20.1. webbrowser — Convenient Web-browser controller

The webbrowser module provides a high-level interface to allow displaying Web-based documents to users. Under most circumstances, simply calling the open() function from this module will do the right thing.

Please note: Pythonista uses a custom version of this module that only supports the open() function. The behavior is different from other platforms in that web pages are opened in an embedded browser view within the app for http(s) and file URLs. For custom URL schemes that are registered by an app (e.g. mailto:), the registered app is opened. This also works for third-party apps.

webbrowser.open(url[, modal=False, stop_when_done=False])
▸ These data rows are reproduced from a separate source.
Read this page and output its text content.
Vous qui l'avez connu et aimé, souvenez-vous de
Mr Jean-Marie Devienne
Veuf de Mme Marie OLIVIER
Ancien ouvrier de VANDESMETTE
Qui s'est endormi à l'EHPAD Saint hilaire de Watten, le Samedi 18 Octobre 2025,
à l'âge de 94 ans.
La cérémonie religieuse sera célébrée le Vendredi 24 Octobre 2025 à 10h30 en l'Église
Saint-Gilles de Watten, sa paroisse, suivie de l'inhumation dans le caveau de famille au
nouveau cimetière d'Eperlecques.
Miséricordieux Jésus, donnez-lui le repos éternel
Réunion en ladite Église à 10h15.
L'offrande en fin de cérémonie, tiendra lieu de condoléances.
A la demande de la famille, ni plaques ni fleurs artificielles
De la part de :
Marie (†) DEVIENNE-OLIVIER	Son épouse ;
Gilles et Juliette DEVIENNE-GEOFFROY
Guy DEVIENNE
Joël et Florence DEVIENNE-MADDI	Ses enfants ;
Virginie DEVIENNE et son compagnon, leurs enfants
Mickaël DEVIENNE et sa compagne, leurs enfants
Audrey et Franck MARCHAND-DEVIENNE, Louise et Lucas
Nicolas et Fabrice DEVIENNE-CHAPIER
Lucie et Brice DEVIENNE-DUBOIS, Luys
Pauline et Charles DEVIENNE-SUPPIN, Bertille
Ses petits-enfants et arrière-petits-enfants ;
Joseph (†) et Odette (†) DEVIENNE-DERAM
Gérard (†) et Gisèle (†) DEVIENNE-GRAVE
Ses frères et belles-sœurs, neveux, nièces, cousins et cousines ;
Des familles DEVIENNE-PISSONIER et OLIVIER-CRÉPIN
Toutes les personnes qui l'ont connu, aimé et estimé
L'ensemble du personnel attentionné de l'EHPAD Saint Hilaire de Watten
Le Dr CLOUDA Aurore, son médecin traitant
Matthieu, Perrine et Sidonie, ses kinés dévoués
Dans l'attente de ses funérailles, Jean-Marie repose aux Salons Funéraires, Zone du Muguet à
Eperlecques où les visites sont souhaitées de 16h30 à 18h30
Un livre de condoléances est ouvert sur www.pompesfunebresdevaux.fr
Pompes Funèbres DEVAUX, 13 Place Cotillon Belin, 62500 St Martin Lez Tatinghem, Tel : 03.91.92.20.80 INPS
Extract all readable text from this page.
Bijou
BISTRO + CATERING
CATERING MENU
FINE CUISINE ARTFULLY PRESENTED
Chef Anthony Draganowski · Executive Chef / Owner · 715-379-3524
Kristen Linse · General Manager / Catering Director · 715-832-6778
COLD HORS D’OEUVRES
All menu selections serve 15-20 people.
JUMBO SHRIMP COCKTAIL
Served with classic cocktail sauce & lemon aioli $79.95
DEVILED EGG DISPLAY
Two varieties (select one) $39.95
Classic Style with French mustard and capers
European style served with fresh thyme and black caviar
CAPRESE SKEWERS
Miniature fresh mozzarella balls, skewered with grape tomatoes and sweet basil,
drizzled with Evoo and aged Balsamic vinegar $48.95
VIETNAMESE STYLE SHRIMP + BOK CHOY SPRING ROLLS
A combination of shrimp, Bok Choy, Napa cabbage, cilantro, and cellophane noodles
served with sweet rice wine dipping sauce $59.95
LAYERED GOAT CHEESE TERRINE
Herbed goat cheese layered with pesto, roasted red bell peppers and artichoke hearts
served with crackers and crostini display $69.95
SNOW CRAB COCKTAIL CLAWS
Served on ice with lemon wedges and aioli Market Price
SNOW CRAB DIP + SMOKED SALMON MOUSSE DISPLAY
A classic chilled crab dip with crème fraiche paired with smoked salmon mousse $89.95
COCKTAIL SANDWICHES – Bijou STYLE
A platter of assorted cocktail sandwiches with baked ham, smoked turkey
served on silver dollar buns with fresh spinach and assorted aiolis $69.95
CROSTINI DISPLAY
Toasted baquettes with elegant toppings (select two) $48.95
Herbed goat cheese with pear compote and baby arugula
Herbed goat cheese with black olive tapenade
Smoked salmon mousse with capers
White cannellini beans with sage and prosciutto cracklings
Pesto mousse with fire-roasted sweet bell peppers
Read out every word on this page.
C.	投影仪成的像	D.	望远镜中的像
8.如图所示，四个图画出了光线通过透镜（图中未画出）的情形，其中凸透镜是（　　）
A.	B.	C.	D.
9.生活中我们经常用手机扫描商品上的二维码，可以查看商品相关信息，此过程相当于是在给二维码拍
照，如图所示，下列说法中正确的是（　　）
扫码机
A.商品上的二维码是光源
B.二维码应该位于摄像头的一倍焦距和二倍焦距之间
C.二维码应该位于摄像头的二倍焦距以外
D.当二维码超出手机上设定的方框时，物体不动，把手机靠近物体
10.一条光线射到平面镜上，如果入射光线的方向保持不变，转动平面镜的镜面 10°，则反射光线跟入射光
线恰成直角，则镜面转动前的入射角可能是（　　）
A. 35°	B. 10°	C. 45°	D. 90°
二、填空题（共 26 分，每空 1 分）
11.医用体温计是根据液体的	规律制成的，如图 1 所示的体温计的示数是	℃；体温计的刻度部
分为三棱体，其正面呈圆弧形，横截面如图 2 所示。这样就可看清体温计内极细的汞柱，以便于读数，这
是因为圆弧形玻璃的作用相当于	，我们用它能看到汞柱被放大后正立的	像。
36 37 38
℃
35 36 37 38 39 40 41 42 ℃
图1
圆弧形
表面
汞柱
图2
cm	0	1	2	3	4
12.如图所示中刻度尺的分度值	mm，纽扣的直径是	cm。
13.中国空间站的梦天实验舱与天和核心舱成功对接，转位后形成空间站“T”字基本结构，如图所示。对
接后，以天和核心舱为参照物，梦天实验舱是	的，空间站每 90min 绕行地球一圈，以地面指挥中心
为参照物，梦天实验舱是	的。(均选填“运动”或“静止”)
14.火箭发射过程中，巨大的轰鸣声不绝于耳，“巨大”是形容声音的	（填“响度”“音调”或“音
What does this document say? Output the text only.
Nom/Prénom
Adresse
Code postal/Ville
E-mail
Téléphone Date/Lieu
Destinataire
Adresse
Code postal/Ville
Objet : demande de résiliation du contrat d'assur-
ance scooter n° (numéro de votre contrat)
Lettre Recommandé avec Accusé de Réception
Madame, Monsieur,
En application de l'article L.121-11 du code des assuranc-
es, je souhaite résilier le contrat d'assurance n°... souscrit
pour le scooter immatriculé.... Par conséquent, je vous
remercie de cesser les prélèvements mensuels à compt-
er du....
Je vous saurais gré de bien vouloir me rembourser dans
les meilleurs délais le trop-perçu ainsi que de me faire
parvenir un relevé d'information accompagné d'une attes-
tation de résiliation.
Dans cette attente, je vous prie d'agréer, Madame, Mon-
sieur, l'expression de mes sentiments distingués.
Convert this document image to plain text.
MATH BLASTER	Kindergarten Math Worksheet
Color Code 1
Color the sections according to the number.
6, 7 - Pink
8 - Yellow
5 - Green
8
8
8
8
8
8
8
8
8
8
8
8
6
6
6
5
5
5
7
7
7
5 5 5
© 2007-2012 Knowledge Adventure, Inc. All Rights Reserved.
Display url in an in-app browser, if the scheme of the URL is http, https or file. Using other URL schemes can be used to open native apps that are registered for these schemes.

If you want to open http or https URLs in Safari instead of the built-in browser, you can replace http(s) with safari-http(s) in your URL, e.g. ‘safari-http://google.com’.

If the URL is valid (regardless of if it could actually be loaded by the browser) True is returned, otherwise False.

The modal parameter controls whether the function should block until the Done button is tapped in the browser. It defaults to False. When this function is used to open an external app, the parameter is ignored.

If the stop_when_done parameter is set to True, tapping the Done button automatically stops the script.

webbrowser.can_open(url)

Warning

This function is deprecated and should not be used. For backwards-compatibility reasons, it will return True for any well-formed URL, regardless of whether an app is installed that can handle it. This change was necessary because of privacy-related changes in iOS 9.

webbrowser.add_to_reading_list(url[, title, preview_text])

Add a given URL with optional title and preview text to Safari’s Reading List.

Only http and https URLs are supported.